How often do you hear a car manufacturer (or any other manufacturer) tell people to “not” buy their product because they lose money if you do?
I highly suspect this is nothing more than a purposely calculated publicity stunt, but please consider California Has a Plan to End the Auto Industry as We Know It.
Sergio Marchionne had a funny thing to say about the $32,500 battery-powered Fiat 500e that his company markets in California as “eco-chic.” “I hope you don’t buy it,” he told his audience at a think tank in Washington in May 2014. He said he loses $14,000 on every 500e he sells and only produces the cars because state rules require it.
So who’s forcing Marchionne and all the other major automakers to sell mostly money-losing electric vehicles? More than any other person, it’s Mary Nichols. She’s run the California Air Resources Board since 2007, championing the state’s zero-emission-vehicle quotas and backing President Barack Obama’s national mandate to double average fuel economy to 55 miles per gallon by 2025. She was chairman of the state air regulator once before, a generation ago, and cleaning up the famously smoggy Los Angeles skies is just one accomplishment in a four-decade career.
Spare Me the Sap
Automakers could just as easily price this crap at a point where they make a profit. They don’t, because they want the publicity.

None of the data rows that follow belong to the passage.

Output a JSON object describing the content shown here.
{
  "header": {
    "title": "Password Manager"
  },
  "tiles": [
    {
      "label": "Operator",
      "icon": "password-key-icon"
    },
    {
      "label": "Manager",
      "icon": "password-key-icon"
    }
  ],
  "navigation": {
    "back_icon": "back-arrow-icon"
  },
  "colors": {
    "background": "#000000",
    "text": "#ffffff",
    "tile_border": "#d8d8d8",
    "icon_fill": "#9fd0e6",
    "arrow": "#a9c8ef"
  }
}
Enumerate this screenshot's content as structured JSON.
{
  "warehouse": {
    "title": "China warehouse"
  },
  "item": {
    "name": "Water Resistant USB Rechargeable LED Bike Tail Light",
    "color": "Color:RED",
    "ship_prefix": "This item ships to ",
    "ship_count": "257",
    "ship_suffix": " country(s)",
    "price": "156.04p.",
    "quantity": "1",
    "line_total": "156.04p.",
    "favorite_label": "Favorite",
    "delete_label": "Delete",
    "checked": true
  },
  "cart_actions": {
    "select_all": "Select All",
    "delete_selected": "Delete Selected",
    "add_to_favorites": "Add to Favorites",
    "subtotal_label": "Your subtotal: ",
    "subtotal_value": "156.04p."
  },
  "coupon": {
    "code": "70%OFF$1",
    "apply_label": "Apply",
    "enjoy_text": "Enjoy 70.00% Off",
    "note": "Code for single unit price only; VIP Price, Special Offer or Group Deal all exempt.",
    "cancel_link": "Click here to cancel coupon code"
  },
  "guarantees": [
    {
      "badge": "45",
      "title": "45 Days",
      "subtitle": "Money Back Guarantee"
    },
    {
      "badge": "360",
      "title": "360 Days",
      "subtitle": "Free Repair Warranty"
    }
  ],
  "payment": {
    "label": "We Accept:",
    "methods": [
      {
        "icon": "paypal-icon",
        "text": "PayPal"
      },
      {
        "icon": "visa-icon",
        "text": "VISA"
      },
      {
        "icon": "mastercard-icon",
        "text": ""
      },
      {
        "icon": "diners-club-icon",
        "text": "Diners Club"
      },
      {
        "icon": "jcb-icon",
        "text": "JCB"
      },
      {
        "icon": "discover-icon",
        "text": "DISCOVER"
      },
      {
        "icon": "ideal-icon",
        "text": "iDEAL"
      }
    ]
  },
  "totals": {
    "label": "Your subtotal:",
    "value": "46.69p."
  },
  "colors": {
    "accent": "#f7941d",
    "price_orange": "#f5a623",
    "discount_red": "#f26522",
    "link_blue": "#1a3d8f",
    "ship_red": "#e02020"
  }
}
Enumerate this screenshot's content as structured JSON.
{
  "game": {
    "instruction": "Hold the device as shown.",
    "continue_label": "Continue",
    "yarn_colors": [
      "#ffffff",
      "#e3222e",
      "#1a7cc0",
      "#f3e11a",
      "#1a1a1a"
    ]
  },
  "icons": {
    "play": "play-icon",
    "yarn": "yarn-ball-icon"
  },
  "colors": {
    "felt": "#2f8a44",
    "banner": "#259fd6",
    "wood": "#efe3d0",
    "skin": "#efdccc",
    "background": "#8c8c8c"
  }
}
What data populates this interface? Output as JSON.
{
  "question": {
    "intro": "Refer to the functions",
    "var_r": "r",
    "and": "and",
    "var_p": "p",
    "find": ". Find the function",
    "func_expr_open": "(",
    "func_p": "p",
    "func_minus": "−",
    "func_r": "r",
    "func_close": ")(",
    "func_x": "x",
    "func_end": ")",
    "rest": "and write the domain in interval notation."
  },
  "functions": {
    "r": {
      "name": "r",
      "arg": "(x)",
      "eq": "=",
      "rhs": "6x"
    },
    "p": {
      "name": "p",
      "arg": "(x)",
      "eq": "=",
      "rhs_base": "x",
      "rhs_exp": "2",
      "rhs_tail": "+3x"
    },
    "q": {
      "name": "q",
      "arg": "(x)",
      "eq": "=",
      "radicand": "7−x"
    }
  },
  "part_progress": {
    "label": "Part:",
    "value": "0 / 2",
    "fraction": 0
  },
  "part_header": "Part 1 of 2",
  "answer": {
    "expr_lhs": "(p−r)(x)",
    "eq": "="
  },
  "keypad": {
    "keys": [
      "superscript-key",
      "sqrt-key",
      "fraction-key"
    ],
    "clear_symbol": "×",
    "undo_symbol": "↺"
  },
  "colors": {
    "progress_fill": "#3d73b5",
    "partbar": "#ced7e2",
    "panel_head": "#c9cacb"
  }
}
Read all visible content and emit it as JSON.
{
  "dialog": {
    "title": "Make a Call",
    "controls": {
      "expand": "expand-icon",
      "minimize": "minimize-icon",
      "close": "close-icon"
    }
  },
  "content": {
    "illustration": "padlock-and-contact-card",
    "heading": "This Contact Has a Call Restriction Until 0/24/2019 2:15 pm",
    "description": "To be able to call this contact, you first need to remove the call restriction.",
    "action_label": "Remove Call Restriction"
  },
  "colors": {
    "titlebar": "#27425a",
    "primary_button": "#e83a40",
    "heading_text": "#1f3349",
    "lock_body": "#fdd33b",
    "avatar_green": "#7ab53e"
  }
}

Here’s the bottom line: Companies don’t beg consumers to “not buy” a line of their products, unless they think favorable publicity will make up losses elsewhere.
Moreover, I highly doubt companies (counting tax breaks) are losing what they claim they are. Can we see full cost accounting, please?
Bad Deal Math
Even if this is a bad deal for the automakers, please don’t assume it’s a good deal for consumers.
Government adds inefficiencies in everything it does. It’s quite likely that energy mandates are a lose-lose proposition for everyone involved.